Yes, November is many months away, but it is never too early to talk about what is fair.
Every November we remember how every Latina had to work twice as hard to earn what a white man makes in a year.
“No matter what their job, where they live, or how much education or experience they have, Latinas are still paid less than White men,” the Economic Policy Institute explained in 2017, referring to the “double pay gap” to which Latina women are subjected, which adds the ethnic pay gap to the gender pay gap.
It is clearly a double battle.
“On average, Latina workers are paid only 67 cents on the dollar relative to White non-Hispanic men, even after controlling for education, years of experience, and location,” added columnists Elise Gould and Adriana Kugler.
This difference implies a loss of about $25,177 a year, which, in sum, implies that Latina women must work 22 months to earn the same amount of money.
According to the National Women’s Law Center, Latinas must obtain a bachelor’s degree or more before their typical wages exceed those of white, non-Hispanic men without a bachelor’s degree.

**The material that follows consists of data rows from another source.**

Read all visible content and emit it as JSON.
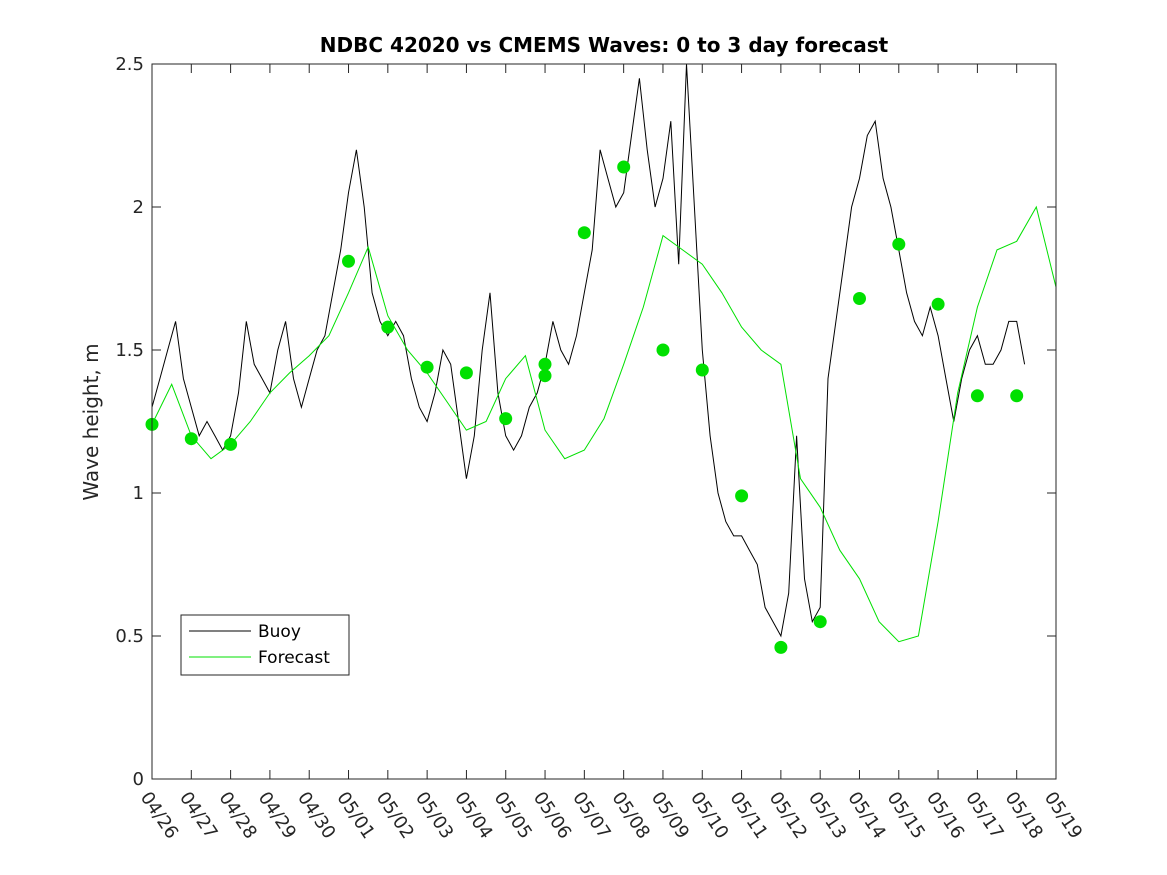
{
  "chart_data": {
    "type": "line",
    "title": "NDBC 42020 vs CMEMS Waves: 0 to 3 day forecast",
    "xlabel": "",
    "ylabel": "Wave height, m",
    "xlim": [
      "04/26",
      "05/19"
    ],
    "ylim": [
      0,
      2.5
    ],
    "x_ticks": [
      "04/26",
      "04/27",
      "04/28",
      "04/29",
      "04/30",
      "05/01",
      "05/02",
      "05/03",
      "05/04",
      "05/05",
      "05/06",
      "05/07",
      "05/08",
      "05/09",
      "05/10",
      "05/11",
      "05/12",
      "05/13",
      "05/14",
      "05/15",
      "05/16",
      "05/17",
      "05/18",
      "05/19"
    ],
    "y_ticks": [
      "0",
      "0.5",
      "1",
      "1.5",
      "2",
      "2.5"
    ],
    "grid": false,
    "legend": {
      "placement": "bottom-left",
      "entries": [
        "Buoy",
        "Forecast"
      ]
    },
    "colors": {
      "buoy": "#000000",
      "forecast": "#00e000",
      "axes": "#262626"
    },
    "series": [
      {
        "name": "Buoy",
        "x_days": [
          0,
          0.2,
          0.4,
          0.6,
          0.8,
          1,
          1.2,
          1.4,
          1.6,
          1.8,
          2,
          2.2,
          2.4,
          2.6,
          2.8,
          3,
          3.2,
          3.4,
          3.6,
          3.8,
          4,
          4.2,
          4.4,
          4.6,
          4.8,
          5,
          5.2,
          5.4,
          5.6,
          5.8,
          6,
          6.2,
          6.4,
          6.6,
          6.8,
          7,
          7.2,
          7.4,
          7.6,
          7.8,
          8,
          8.2,
          8.4,
          8.6,
          8.8,
          9,
          9.2,
          9.4,
          9.6,
          9.8,
          10,
          10.2,
          10.4,
          10.6,
          10.8,
          11,
          11.2,
          11.4,
          11.6,
          11.8,
          12,
          12.2,
          12.4,
          12.6,
          12.8,
          13,
          13.2,
          13.4,
          13.6,
          13.8,
          14,
          14.2,
          14.4,
          14.6,
          14.8,
          15,
          15.2,
          15.4,
          15.6,
          15.8,
          16,
          16.2,
          16.4,
          16.6,
          16.8,
          17,
          17.2,
          17.4,
          17.6,
          17.8,
          18,
          18.2,
          18.4,
          18.6,
          18.8,
          19,
          19.2,
          19.4,
          19.6,
          19.8,
          20,
          20.2,
          20.4,
          20.6,
          20.8,
          21,
          21.2,
          21.4,
          21.6,
          21.8,
          22,
          22.2
        ],
        "values": [
          1.3,
          1.4,
          1.5,
          1.6,
          1.4,
          1.3,
          1.2,
          1.25,
          1.2,
          1.15,
          1.2,
          1.35,
          1.6,
          1.45,
          1.4,
          1.35,
          1.5,
          1.6,
          1.4,
          1.3,
          1.4,
          1.5,
          1.55,
          1.7,
          1.85,
          2.05,
          2.2,
          2.0,
          1.7,
          1.6,
          1.55,
          1.6,
          1.55,
          1.4,
          1.3,
          1.25,
          1.35,
          1.5,
          1.45,
          1.25,
          1.05,
          1.2,
          1.5,
          1.7,
          1.35,
          1.2,
          1.15,
          1.2,
          1.3,
          1.35,
          1.45,
          1.6,
          1.5,
          1.45,
          1.55,
          1.7,
          1.85,
          2.2,
          2.1,
          2.0,
          2.05,
          2.25,
          2.45,
          2.2,
          2.0,
          2.1,
          2.3,
          1.8,
          2.5,
          2.0,
          1.5,
          1.2,
          1.0,
          0.9,
          0.85,
          0.85,
          0.8,
          0.75,
          0.6,
          0.55,
          0.5,
          0.65,
          1.2,
          0.7,
          0.55,
          0.6,
          1.4,
          1.6,
          1.8,
          2.0,
          2.1,
          2.25,
          2.3,
          2.1,
          2.0,
          1.85,
          1.7,
          1.6,
          1.55,
          1.65,
          1.55,
          1.4,
          1.25,
          1.4,
          1.5,
          1.55,
          1.45,
          1.45,
          1.5,
          1.6,
          1.6,
          1.45
        ]
      },
      {
        "name": "Forecast",
        "x_days": [
          0,
          0.5,
          1,
          1.5,
          2,
          2.5,
          3,
          3.5,
          4,
          4.5,
          5,
          5.5,
          6,
          6.5,
          7,
          7.5,
          8,
          8.5,
          9,
          9.5,
          10,
          10.5,
          11,
          11.5,
          12,
          12.5,
          13,
          13.5,
          14,
          14.5,
          15,
          15.5,
          16,
          16.5,
          17,
          17.5,
          18,
          18.5,
          19,
          19.5,
          20,
          20.5,
          21,
          21.5,
          22,
          22.5,
          23
        ],
        "values": [
          1.24,
          1.38,
          1.2,
          1.12,
          1.17,
          1.25,
          1.35,
          1.42,
          1.48,
          1.55,
          1.7,
          1.86,
          1.62,
          1.5,
          1.42,
          1.32,
          1.22,
          1.25,
          1.4,
          1.48,
          1.22,
          1.12,
          1.15,
          1.26,
          1.45,
          1.65,
          1.9,
          1.85,
          1.8,
          1.7,
          1.58,
          1.5,
          1.45,
          1.05,
          0.95,
          0.8,
          0.7,
          0.55,
          0.48,
          0.5,
          0.9,
          1.35,
          1.65,
          1.85,
          1.88,
          2.0,
          1.72
        ]
      }
    ],
    "forecast_markers": {
      "x_days": [
        0,
        1,
        2,
        5,
        6,
        7,
        8,
        9,
        10,
        10,
        11,
        12,
        13,
        14,
        15,
        16,
        17,
        18,
        19,
        20,
        21,
        22
      ],
      "values": [
        1.24,
        1.19,
        1.17,
        1.81,
        1.58,
        1.44,
        1.42,
        1.26,
        1.41,
        1.45,
        1.91,
        2.14,
        1.5,
        1.43,
        0.99,
        0.46,
        0.55,
        1.68,
        1.87,
        1.66,
        1.34,
        1.34
      ]
    }
  }
}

At the same time, Latinas with a bachelor’s degree or more make $50,952 — essentially the same as white, non-Hispanic men with some college but no degree ($1.01 for every $1), and Latinas with only an associate’s degree typically make less — by about $3,500 — than white, non-Hispanic men without a high school degree (90 cents for every dollar).
Since the passage of the Equal Pay Act of 1963, the wage gap, while improving, persists.
Today, women working full-time in the United States still earn 79 cents for every dollar a man earns. That is only 20 cents more than in 1963.
And for Latinas, the change has not been substantial.
That’s why organizations like the Labor Council for Latin American Advancement and Justice for Migrant Women celebrate every November 20 the Latina Equal Pay Day, which this coming election year will feature a social media storm at 2:00-3:00 PM ET, according to equalpaytoday.org
“Indeed, given that this is the last ‘Equal Pay Day’ observance of the year, Latinas must typically work longer than… everyone,” says the campaign. “This disparity hurts not only Latinas, but also the families and communities they support.
This is unacceptable. We need to act now and let everyone know that we support #LatinaEqualPay and we VOTE!”
Because fifty years is way too long.